Actually, sanctions are looking like the best thing that ever happened to engagement
Since December 19th, when the President blamed North Korea for the Sony hacking and cyberterrorism attacks, Congress has been pushing for tougher sanctions against North Korea, and it has looked increasingly like it has been pushing against an open door. And suddenly, a North Korean leader who has never gone abroad or met a foreign leader during his three-year reign (no, Rodman doesn’t count) has taken a sudden — even urgent — interest in personal diplomacy.
On January 1, Kim Jong Un made a highly conditional suggestion that he might be interested in meeting Park Geun-Hye. Park, with record low approval ratings and a desperate need to change the subject, seized on the offer and has pushed Kim to hurry along to Seoul.
The next day, President Obama issued an executive order authorizing sanctions against all entities and officials of North Korea’s government and ruling party, and (more importantly) against the third-country entities that provide Pyongyang its regime-sustaining hard currency. The order was potentially sweeping and devastating. In its actual impact, it reached only three entities that were already sanctioned, and ten mid- to low-level arms dealers. But the President also said that this was only a first step, which left Pyongyang scurrying to secure its financial lifelines.
Suddenly, within a week, press reports said that Shinzo Abe might visit Pyongyang, and that Kim might accept Putin’s invitation to Moscow in May.
Kim even reached out to Washington a little, offering a nuclear test freeze if Washington cancels annual military exercises. This was enough to fool the gullible editors of The New York Times, but not President Obama. Still, it’s more than North Korea has offered Washington for the last year.

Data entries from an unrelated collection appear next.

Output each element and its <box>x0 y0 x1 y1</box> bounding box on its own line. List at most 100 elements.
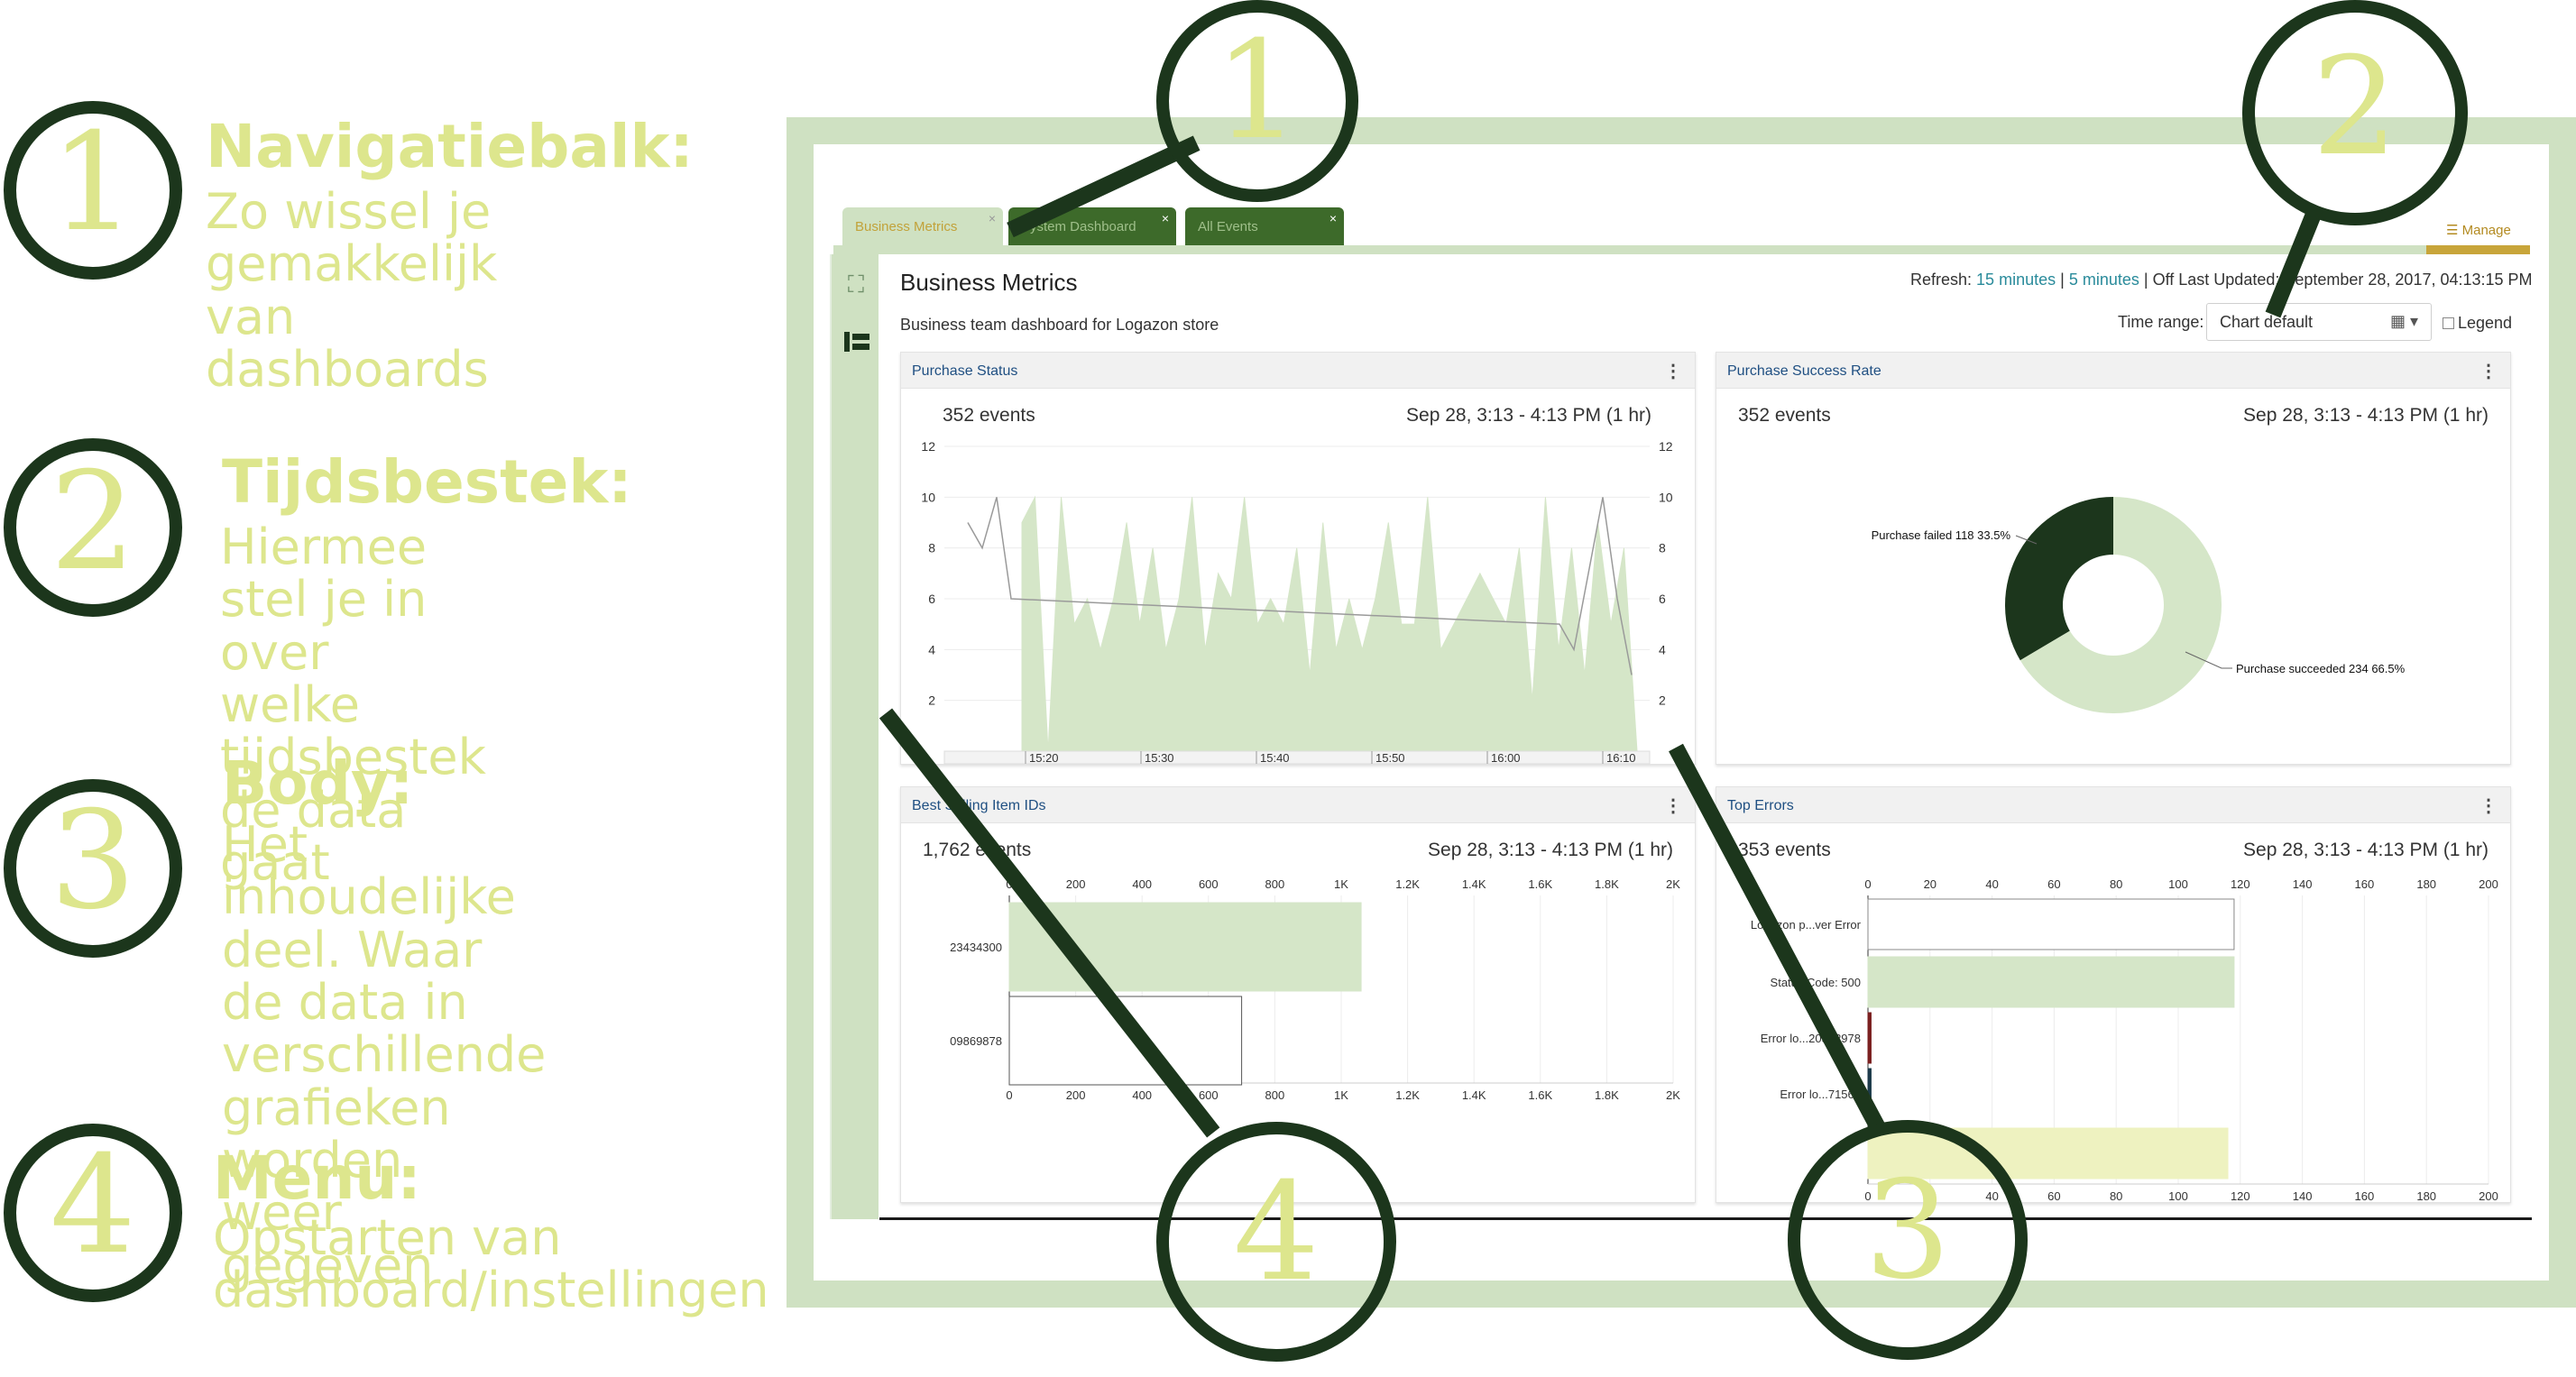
refresh-label: Refresh: <box>1910 271 1973 289</box>
y-tick-label-right: 4 <box>1659 642 1666 656</box>
bar <box>1867 1012 1872 1064</box>
callout-number: 2 <box>2312 29 2398 186</box>
sidebar-menu: ⛶ <box>830 254 879 1219</box>
x-tick-label-top: 180 <box>2416 877 2436 891</box>
close-icon[interactable]: × <box>988 211 996 225</box>
y-tick-label: 12 <box>921 439 935 454</box>
panel-title[interactable]: Purchase Status <box>912 363 1018 379</box>
panel-header: Purchase Status ⋮ <box>901 353 1695 389</box>
legend-description: Het inhoudelijke deel. Waar de data in v… <box>222 816 547 1294</box>
category-label: Status Code: 500 <box>1771 976 1861 989</box>
x-tick-label-top: 20 <box>1924 877 1937 891</box>
x-tick-label-top: 60 <box>2047 877 2060 891</box>
page-subtitle: Business team dashboard for Logazon stor… <box>900 316 1219 334</box>
x-tick-label-bottom: 200 <box>2479 1189 2498 1203</box>
panel-header: Best Selling Item IDs ⋮ <box>901 787 1695 823</box>
manage-button[interactable]: ☰ Manage <box>2446 223 2511 238</box>
y-tick-label: 2 <box>928 693 935 708</box>
x-tick-label-top: 800 <box>1265 877 1285 891</box>
x-tick-label-top: 0 <box>1864 877 1871 891</box>
more-options-icon[interactable]: ⋮ <box>2479 796 2498 816</box>
tab-label: Business Metrics <box>855 219 958 234</box>
legend-number: 2 <box>50 444 136 601</box>
legend-title: Tijdsbestek: <box>222 447 632 517</box>
slice-label: Purchase succeeded 234 66.5% <box>2236 662 2406 675</box>
x-tick-label-top: 1K <box>1334 877 1348 891</box>
panel-title[interactable]: Top Errors <box>1727 798 1794 813</box>
pie-slice <box>2005 497 2113 661</box>
time-range-value: Chart default <box>2220 313 2314 331</box>
x-tick-label: 15:50 <box>1375 751 1405 765</box>
category-label: Error lo...71561 <box>1780 1088 1861 1101</box>
more-options-icon[interactable]: ⋮ <box>1664 362 1682 381</box>
refresh-15-minutes-link[interactable]: 15 minutes <box>1976 271 2056 289</box>
x-tick-label-top: 1.2K <box>1395 877 1420 891</box>
event-count: 352 events <box>1738 405 1831 426</box>
x-tick-label: 15:40 <box>1260 751 1290 765</box>
x-tick-label-bottom: 800 <box>1265 1088 1285 1102</box>
bar <box>1867 898 2235 950</box>
y-tick-label-right: 8 <box>1659 541 1666 555</box>
refresh-bar: Refresh: 15 minutes | 5 minutes | Off La… <box>1910 271 2533 289</box>
x-tick-label-bottom: 80 <box>2110 1189 2122 1203</box>
x-tick-label-top: 120 <box>2231 877 2250 891</box>
callout-number: 4 <box>1233 1154 1320 1311</box>
x-tick-label-bottom: 200 <box>1066 1088 1086 1102</box>
panel-title[interactable]: Purchase Success Rate <box>1727 363 1881 379</box>
panel-top-errors: Top Errors ⋮ 353 events Sep 28, 3:13 - 4… <box>1716 786 2511 1203</box>
tab-label: All Events <box>1198 219 1258 234</box>
x-tick-label-bottom: 1.4K <box>1462 1088 1486 1102</box>
legend-description: Zo wissel je gemakkelijk van dashboards <box>206 183 498 398</box>
tab-all-events[interactable]: All Events × <box>1185 207 1344 245</box>
legend-title: Body: <box>222 748 414 818</box>
y-tick-label-right: 6 <box>1659 592 1666 606</box>
y-tick-label: 6 <box>928 592 935 606</box>
x-tick-label-bottom: 120 <box>2231 1189 2250 1203</box>
leader-line <box>2015 535 2038 545</box>
last-updated: Off Last Updated: September 28, 2017, 04… <box>2152 271 2533 289</box>
fullscreen-icon[interactable]: ⛶ <box>847 271 865 298</box>
panel-header: Purchase Success Rate ⋮ <box>1716 353 2510 389</box>
area-series <box>1021 495 1638 752</box>
slice-label: Purchase failed 118 33.5% <box>1872 528 2011 542</box>
tab-divider <box>833 245 2529 254</box>
x-tick-label-top: 1.4K <box>1462 877 1486 891</box>
x-tick-label-bottom: 60 <box>2047 1189 2060 1203</box>
x-tick-label-top: 80 <box>2110 877 2122 891</box>
more-options-icon[interactable]: ⋮ <box>2479 362 2498 381</box>
x-tick-label: 15:20 <box>1029 751 1059 765</box>
menu-icon[interactable] <box>844 330 869 353</box>
purchase-success-chart: Purchase failed 118 33.5% Purchase succee… <box>1872 497 2406 713</box>
leader-line <box>2185 651 2232 669</box>
time-range-select[interactable]: Chart default ▦ ▾ <box>2206 303 2432 341</box>
category-label: Error lo...20522978 <box>1761 1032 1861 1045</box>
close-icon[interactable]: × <box>1161 211 1169 225</box>
checkbox-icon[interactable] <box>2443 317 2454 329</box>
x-tick-label-bottom: 100 <box>2168 1189 2188 1203</box>
separator: | <box>2143 271 2148 289</box>
tab-label: System Dashboard <box>1021 219 1136 234</box>
more-options-icon[interactable]: ⋮ <box>1664 796 1682 816</box>
time-range-label: Time range: <box>2118 313 2204 331</box>
body-bottom-rule <box>879 1217 2532 1220</box>
y-tick-label-right: 12 <box>1659 439 1673 454</box>
event-count: 352 events <box>943 405 1035 426</box>
tab-divider-accent <box>2426 245 2530 254</box>
x-tick-label: 16:00 <box>1491 751 1521 765</box>
refresh-5-minutes-link[interactable]: 5 minutes <box>2068 271 2139 289</box>
x-tick-label-bottom: 2K <box>1666 1088 1680 1102</box>
tab-business-metrics[interactable]: Business Metrics × <box>842 207 1003 245</box>
page-title: Business Metrics <box>900 269 1078 296</box>
separator: | <box>2060 271 2065 289</box>
x-tick-label-top: 2K <box>1666 877 1680 891</box>
x-tick-label-top: 100 <box>2168 877 2188 891</box>
panel-time-range: Sep 28, 3:13 - 4:13 PM (1 hr) <box>1428 840 1673 860</box>
legend-number: 3 <box>50 783 136 940</box>
panel-purchase-status: Purchase Status ⋮ 352 events Sep 28, 3:1… <box>900 352 1696 765</box>
y-tick-label-right: 10 <box>1659 490 1673 504</box>
x-tick-label: 16:10 <box>1606 751 1636 765</box>
x-tick-label-top: 160 <box>2355 877 2375 891</box>
legend-checkbox[interactable]: Legend <box>2443 314 2512 333</box>
legend-title: Menu: <box>213 1143 421 1213</box>
close-icon[interactable]: × <box>1329 211 1337 225</box>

Today, North Korea’s Central Bank responded to an obviously planted question from its state news agency by “committ[ing] itself to implementing the action plan of ‘international standard’ for anti-money laundering and combating the financing of terrorism.” (quote from KCNA; Reuters report here.) Kim surely knows that international efforts to enforce financial sanctions against Pyongyang will determine their success.
All of this is great news if you believe that talks are an end in themselves, rather than a means to achieve concrete interests. But it’s also great news if you’re searching for a strategy that raises enough colon-clenching horror in the palaces and ministries of Pyongyang to modify the regime’s behavior.
There’s little question that Kim Jong Un’s sudden interest in diplomacy is fundamentally about frustrating U.S. interests, rather than disarmament or genuine reform. Pyongyang is bracing for financial warfare — trying to break up the formation of an international coalition against its finances, protecting key cash cows like Kaesong, and shoring up its financial lifelines to resist sanctions. But at least for now, despite all of the “expert” opinion that sanctions can do no more, we’ve heard, however indirectly, from the best authorities on that subject — the ones in Pyongyang.